The scaphoid bone is unique for two reasons. First, it spans both the proximal and distal carpal row, making an intact scaphoid imperative for carpal stability. Second, the scaphoid relies on an interosseous blood supply that enters distal to its middle third and provides the sole blood supply to its proximal pole. Therefore fractures through the proximal third disrupt the blood supply and are prone to osteonecrosis and nonunion.
The location of the scaphoid fracture (proximal, middle, or distal third) depends mostly on the position of the forearm at the time of the injury. Fracture of the middle third is most common (80%), followed by fractures of the proximal third (15%), fractures of the distal third (4%), and fractures of the distal tubercle (1%).
In general, the more proximal, oblique, or displaced the fracture, the greater the risk of interrupting the blood supply. Distal fractures heal most rapidly, often within 6 weeks. In contrast, proximal fractures, because of the tenuous blood supply, may take 6 months. Nonunion complicates up to 20% to 30% of proximal-third fractures and 10% to 20% of middle-third fractures. Nonunion of distal-third fractures is relatively rare. In addition to nonunion, patients are also at risk for the development of avascular necrosis of the scaphoid. This outcome occurs in approximately 10% of proximal-pole fractures and 5% of middle-third fractures.

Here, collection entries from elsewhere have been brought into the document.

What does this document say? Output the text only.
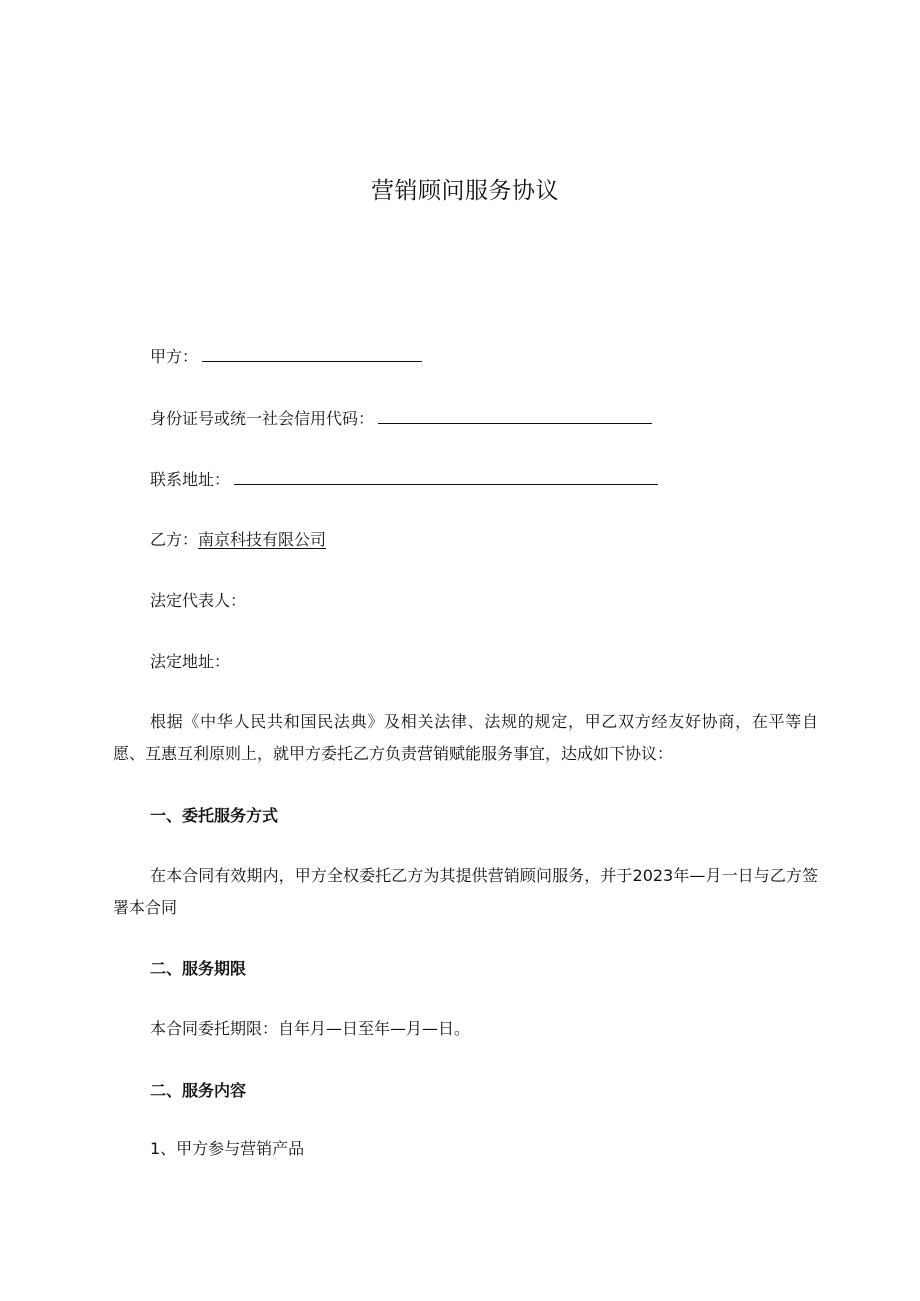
营销顾问服务协议
甲方：
身份证号或统一社会信用代码：
联系地址：
乙方：南京科技有限公司
法定代表人：
法定地址：
根据《中华人民共和国民法典》及相关法律、法规的规定，甲乙双方经友好协商，在平等自愿、互惠互利原则上，就甲方委托乙方负责营销赋能服务事宜，达成如下协议：
一、委托服务方式
在本合同有效期内，甲方全权委托乙方为其提供营销顾问服务，并于2023年—月一日与乙方签署本合同
二、服务期限
本合同委托期限：自年月—日至年—月—日。
二、服务内容
1、甲方参与营销产品
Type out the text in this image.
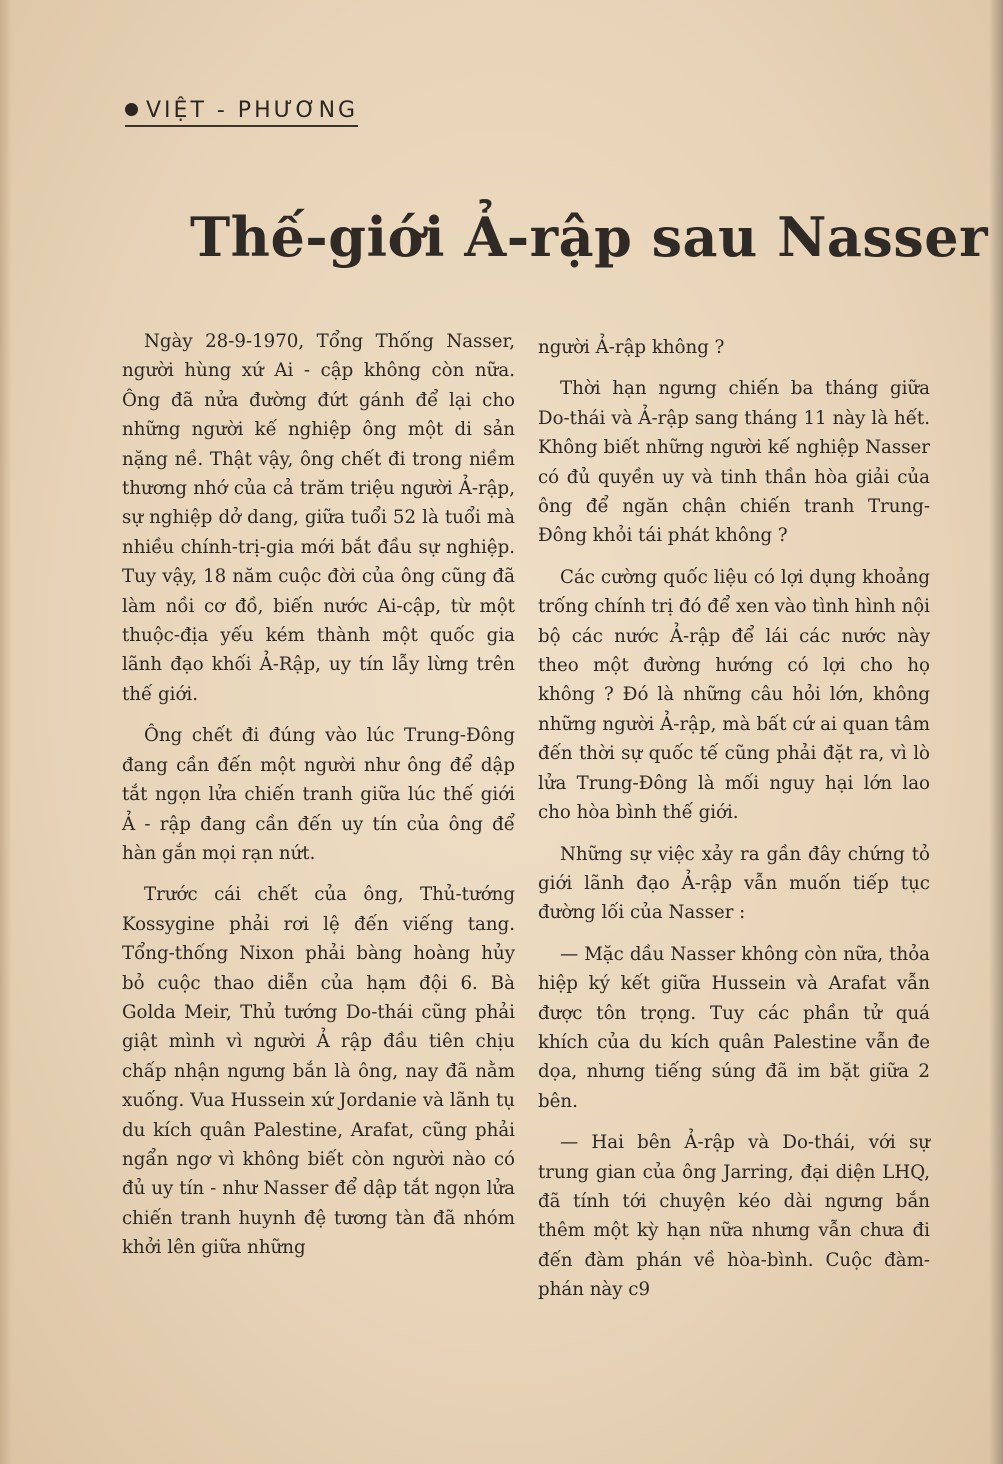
VIỆT - PHƯƠNG
Thế-giới Ả-rập sau Nasser

Ngày 28-9-1970, Tổng Thống Nasser, người hùng xứ Ai - cập không còn nữa. Ông đã nửa đường đứt gánh để lại cho những người kế nghiệp ông một di sản nặng nề. Thật vậy, ông chết đi trong niềm thương nhớ của cả trăm triệu người Ả-rập, sự nghiệp dở dang, giữa tuổi 52 là tuổi mà nhiều chính-trị-gia mới bắt đầu sự nghiệp. Tuy vậy, 18 năm cuộc đời của ông cũng đã làm nồi cơ đồ, biến nước Ai-cập, từ một thuộc-địa yếu kém thành một quốc gia lãnh đạo khối Ả-Rập, uy tín lẫy lừng trên thế giới.

Ông chết đi đúng vào lúc Trung-Đông đang cần đến một người như ông để dập tắt ngọn lửa chiến tranh giữa lúc thế giới Ả - rập đang cần đến uy tín của ông để hàn gắn mọi rạn nứt.

Trước cái chết của ông, Thủ-tướng Kossygine phải rơi lệ đến viếng tang. Tổng-thống Nixon phải bàng hoàng hủy bỏ cuộc thao diễn của hạm đội 6. Bà Golda Meir, Thủ tướng Do-thái cũng phải giật mình vì người Ả rập đầu tiên chịu chấp nhận ngưng bắn là ông, nay đã nằm xuống. Vua Hussein xứ Jordanie và lãnh tụ du kích quân Palestine, Arafat, cũng phải ngẩn ngơ vì không biết còn người nào có đủ uy tín - như Nasser để dập tắt ngọn lửa chiến tranh huynh đệ tương tàn đã nhóm khởi lên giữa những

người Ả-rập không ?

Thời hạn ngưng chiến ba tháng giữa Do-thái và Ả-rập sang tháng 11 này là hết. Không biết những người kế nghiệp Nasser có đủ quyền uy và tinh thần hòa giải của ông để ngăn chận chiến tranh Trung-Đông khỏi tái phát không ?

Các cường quốc liệu có lợi dụng khoảng trống chính trị đó để xen vào tình hình nội bộ các nước Ả-rập để lái các nước này theo một đường hướng có lợi cho họ không ? Đó là những câu hỏi lớn, không những người Ả-rập, mà bất cứ ai quan tâm đến thời sự quốc tế cũng phải đặt ra, vì lò lửa Trung-Đông là mối nguy hại lớn lao cho hòa bình thế giới.

Những sự việc xảy ra gần đây chứng tỏ giới lãnh đạo Ả-rập vẫn muốn tiếp tục đường lối của Nasser :

— Mặc dầu Nasser không còn nữa, thỏa hiệp ký kết giữa Hussein và Arafat vẫn được tôn trọng. Tuy các phần tử quá khích của du kích quân Palestine vẫn đe dọa, nhưng tiếng súng đã im bặt giữa 2 bên.

— Hai bên Ả-rập và Do-thái, với sự trung gian của ông Jarring, đại diện LHQ, đã tính tới chuyện kéo dài ngưng bắn thêm một kỳ hạn nữa nhưng vẫn chưa đi đến đàm phán về hòa-bình. Cuộc đàm-phán này c9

Open reduction and internal fixation has now become standard for all proximal-pole fractures and is required for unstable fractures. Also consider surgical referral for any athlete or manual laborer, because many surgeons offer percutaneous screw fixation techniques to these patients to decrease the time of cast immobilization.
Distal radius fractures also occur with FOOSH injuries. The patient presents with pain, swelling, ecchymosis, and tenderness about the wrist. A Colles fracture, the most common distal radius fracture, is a closed fracture of the distal radial metaphysis in which the hand and wrist are dorsally displaced.
Stable distal radius fractures may be managed in a short-arm splint or short-arm cast. All others should be referred for reduction and fixation. A stable distal radius fracture is extra-articular, without comminution, and with minimal or no displacement. Certainly, fractures must be referred for orthopedic consultation if there is greater than 20 degrees of dorsal tilt, loss of radial inclination (20 to 30 degrees need to be maintained), articular step-off greater than 2 mm, or radial shortening greater than 5 mm.
Stable distal radius fractures in children (e.g., torus or “buckle” fractures, Salter I or II fractures) may be treated with a short-arm cast for 4 to 6 weeks. One study demonstrated that children with buckle fractures had a good or excellent outcome, regardless of whether they were treated with a cast or splint.